“QUERIA QUE VOCÊS COMPARTILHASSEM COM TODO MUNDO, COM TODO MUNDO QUE VOCÊS PUDEREM”
Resumo
Esse título foi retirado de uma narrativa feita pelo Arthur (2022) de 7 anos de idade, para a dissertação que estou escrevendo junto com crianças da escola Profª Iracema Maria Rezende, pela UFMS, no programa de Pós-Graduação em Educação Matemática. Construímos na escola uma Cabine de Narrativas e convidamos estudantes dos 1º, 3 e 5º anos para falar sobre a escola, seu ensino/aprendizagem de matemática e como elas se viam nesse processo.
Em sua narrativa, Arthur também agradece muito por ter participado e ficou muito feliz. Maitê, 7anos, faz um alerta: “Estou nervosa, eu nunca fiz isso, falar de mim”.
Essas narrativas apontam para a necessidade de ouvir atentamente as vozes das crianças, o que inclui sua participação no debate acerca da aprendizagem matemática e de outros processos educativos. Tendo suas posturas tradicionalmente vinculadas à ingenuidade, imaturidade, as crianças seguem sendo pouco incluídas em debates acerca de seus modos de se construir no/e ao mundo. Essas afirmações se relacionam de maneira significativa com a obra “Epistemic Injustice: Power and the Ethics of Knowing” (2007), de Miranda Fricker, que aborda o conceito da injustiça epistêmica, um tipo de injustiça em que não acreditamos na palavra do outro de acordo com algum preconceito. Ela também cita: uma “injustiça testemunhal” que torna a palavra do outro, desvalida de poder ou toma alguém como menos importante com base em sua identidade social. Essa teoria atravessa diversos estudos acerca de gênero, classe, religião... e um movimento de pesquisa na Universidade da Cidade do Cabo tem se dedicado a pensar sobre o preconceito etário e em como as crianças têm sido destituídas de seu lugar de conhecimento (CF. MURRIS, REYNOLDS, SILVA , SOUZA,2021).
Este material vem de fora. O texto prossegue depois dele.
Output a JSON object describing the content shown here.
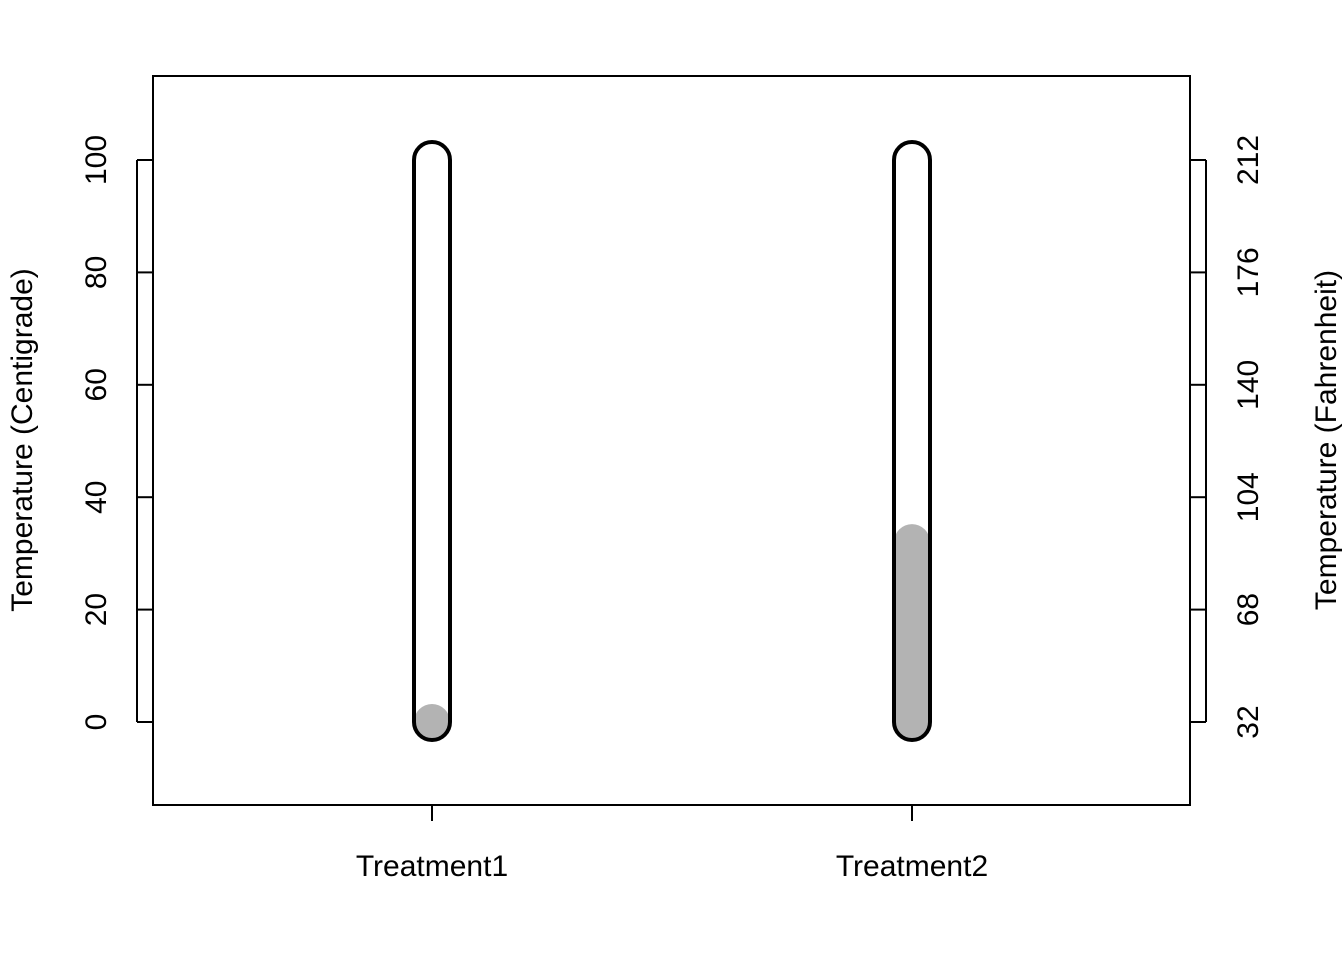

Em muitos contextos, as crianças são vistas como menos capazes de fornecer conhecimentos válidos ou de entender adequadamente o mundo. Suas opiniões e experiências são frequentemente desconsideradas ou descartadas com base em sua idade e suposta falta de maturidade. Isso pode resultar em uma injustiça epistêmica testemunhal, em que suas vozes são desacreditadas ou não levadas a sério. Além disso, as perspectivas das crianças são frequentemente interpretadas através da lente dos adultos, na qual eles projetam suas próprias suposições e entendimento sobre as crianças, ignorando suas experiências reais. Isso pode levar a uma compreensão distorcida das crianças e suas necessidades, limitando sua agência e autonomia. Seu ponto de vista e conhecimentos são muitas vezes considerados menos relevantes ou insignificantes, o que limita seu acesso a oportunidades de aprendizado e participação na construção do conhecimento.
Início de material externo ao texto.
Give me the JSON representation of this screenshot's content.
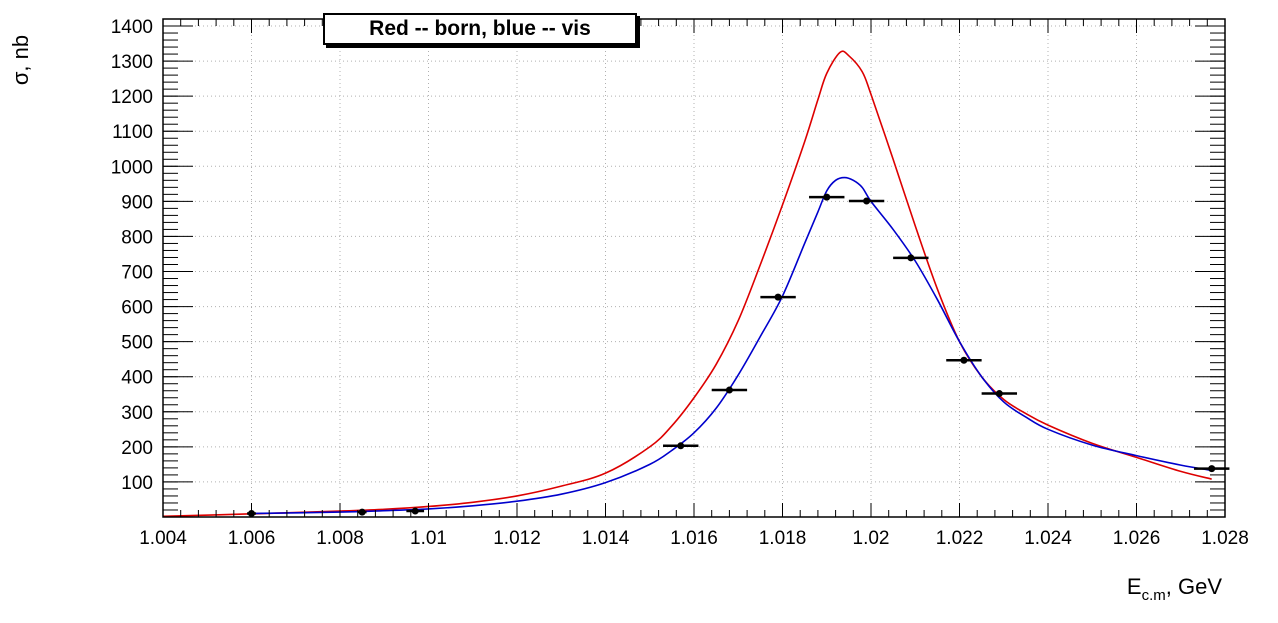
{
  "chart_data": {
    "type": "line",
    "title": "Red -- born, blue -- vis",
    "ylabel": "σ, nb",
    "xlabel_main": "E",
    "xlabel_sub": "c.m",
    "xlabel_suffix": ", GeV",
    "xlim": [
      1.004,
      1.028
    ],
    "ylim": [
      0,
      1420
    ],
    "x_ticks": [
      "1.004",
      "1.006",
      "1.008",
      "1.01",
      "1.012",
      "1.014",
      "1.016",
      "1.018",
      "1.02",
      "1.022",
      "1.024",
      "1.026",
      "1.028"
    ],
    "y_ticks": [
      "100",
      "200",
      "300",
      "400",
      "500",
      "600",
      "700",
      "800",
      "900",
      "1000",
      "1100",
      "1200",
      "1300",
      "1400"
    ],
    "grid": true,
    "series": [
      {
        "color": "#dd0000",
        "x": [
          1.004,
          1.006,
          1.008,
          1.009,
          1.01,
          1.011,
          1.012,
          1.013,
          1.014,
          1.015,
          1.0155,
          1.016,
          1.0165,
          1.017,
          1.0175,
          1.018,
          1.0185,
          1.0188,
          1.019,
          1.0193,
          1.0195,
          1.0198,
          1.02,
          1.0205,
          1.021,
          1.0215,
          1.022,
          1.0225,
          1.023,
          1.0235,
          1.024,
          1.025,
          1.026,
          1.027,
          1.0277
        ],
        "values": [
          2,
          9,
          17,
          22,
          30,
          42,
          60,
          88,
          125,
          200,
          260,
          340,
          435,
          560,
          720,
          890,
          1070,
          1190,
          1265,
          1325,
          1315,
          1270,
          1205,
          1020,
          830,
          650,
          500,
          400,
          335,
          295,
          262,
          210,
          170,
          130,
          108
        ]
      },
      {
        "color": "#0000cc",
        "x": [
          1.006,
          1.008,
          1.009,
          1.01,
          1.011,
          1.012,
          1.013,
          1.014,
          1.015,
          1.0155,
          1.016,
          1.0165,
          1.017,
          1.0175,
          1.018,
          1.0185,
          1.0188,
          1.019,
          1.0192,
          1.0194,
          1.0196,
          1.0198,
          1.02,
          1.0205,
          1.021,
          1.0215,
          1.022,
          1.0225,
          1.023,
          1.0235,
          1.024,
          1.025,
          1.026,
          1.027,
          1.0277
        ],
        "values": [
          10,
          14,
          18,
          23,
          32,
          45,
          65,
          98,
          150,
          190,
          240,
          310,
          405,
          515,
          630,
          780,
          870,
          930,
          960,
          968,
          960,
          940,
          900,
          820,
          730,
          620,
          500,
          400,
          328,
          285,
          250,
          205,
          175,
          148,
          133
        ]
      }
    ],
    "points": [
      {
        "x": 1.006,
        "y": 10,
        "xerr": 0.0001
      },
      {
        "x": 1.0085,
        "y": 14,
        "xerr": 0.0001
      },
      {
        "x": 1.0097,
        "y": 17,
        "xerr": 0.0002
      },
      {
        "x": 1.0157,
        "y": 203,
        "xerr": 0.0004
      },
      {
        "x": 1.0168,
        "y": 362,
        "xerr": 0.0004
      },
      {
        "x": 1.0179,
        "y": 627,
        "xerr": 0.0004
      },
      {
        "x": 1.019,
        "y": 912,
        "xerr": 0.0004
      },
      {
        "x": 1.0199,
        "y": 901,
        "xerr": 0.0004
      },
      {
        "x": 1.0209,
        "y": 739,
        "xerr": 0.0004
      },
      {
        "x": 1.0221,
        "y": 447,
        "xerr": 0.0004
      },
      {
        "x": 1.0229,
        "y": 352,
        "xerr": 0.0004
      },
      {
        "x": 1.0277,
        "y": 138,
        "xerr": 0.0004
      }
    ]
  }
}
Fricker também aborda o funcionamento do preconceito de identidade, olhando pela perspectiva de quem escuta, o ouvinte. Em certas situações, os estereótipos negativos podem desempenhar um importante papel na forma como o ouvinte avalia a credibilidade do interlocutor (CF. LINS, 1999). O erro no julgamento prejudica o outro, causa danos ao silenciar, invisibilizar formas múltiplas de existência. E passamos a ver outro como “sujeito menos que um ser humano completo” (p.44).
Assim, baseados na noção de injustiça epistêmica, construímos essa pesquisa com o objetivo de compreender quais as questões que atravessam processos singulares de aprendizagem matemática de crianças sob suas perspectivas, buscando construir um espaço mais democrático no entendimento sobre a educação matemática nos anos iniciais do Ensino Fundamental.
Referências
-ARTHUR, 2022.
-FRICKER, Miranda. Epistemic Injustice: Power and the Ethics of Knowing. New York: Oxford University Press, 2007.
-LINS, Romulo Campos. Por que discutir teoria do conhecimento é relevante para a Educação Matemática. In: BICUDO, Maria Aparecida Viggiani (Org.). Pesquisa em educação matemática: concepções e perspectivas. São Paulo: Editora UNESP, 1999. pp.75-96.
-MAITÊ, 2022.
-MURRIS, K., REYNOLDS, R, da SILVA, H., & de SOUZA, L. A. (2021). Untidying Child Development with a Picturebook: Disrupting Colonizing Binary Logic in Teacher Education. In Yelland, N.J., Peters, L., Tesar, M. & Perez, M.S. (Eds.). The SAGE Handbook of Global Childhoods. SAGE. 397-410.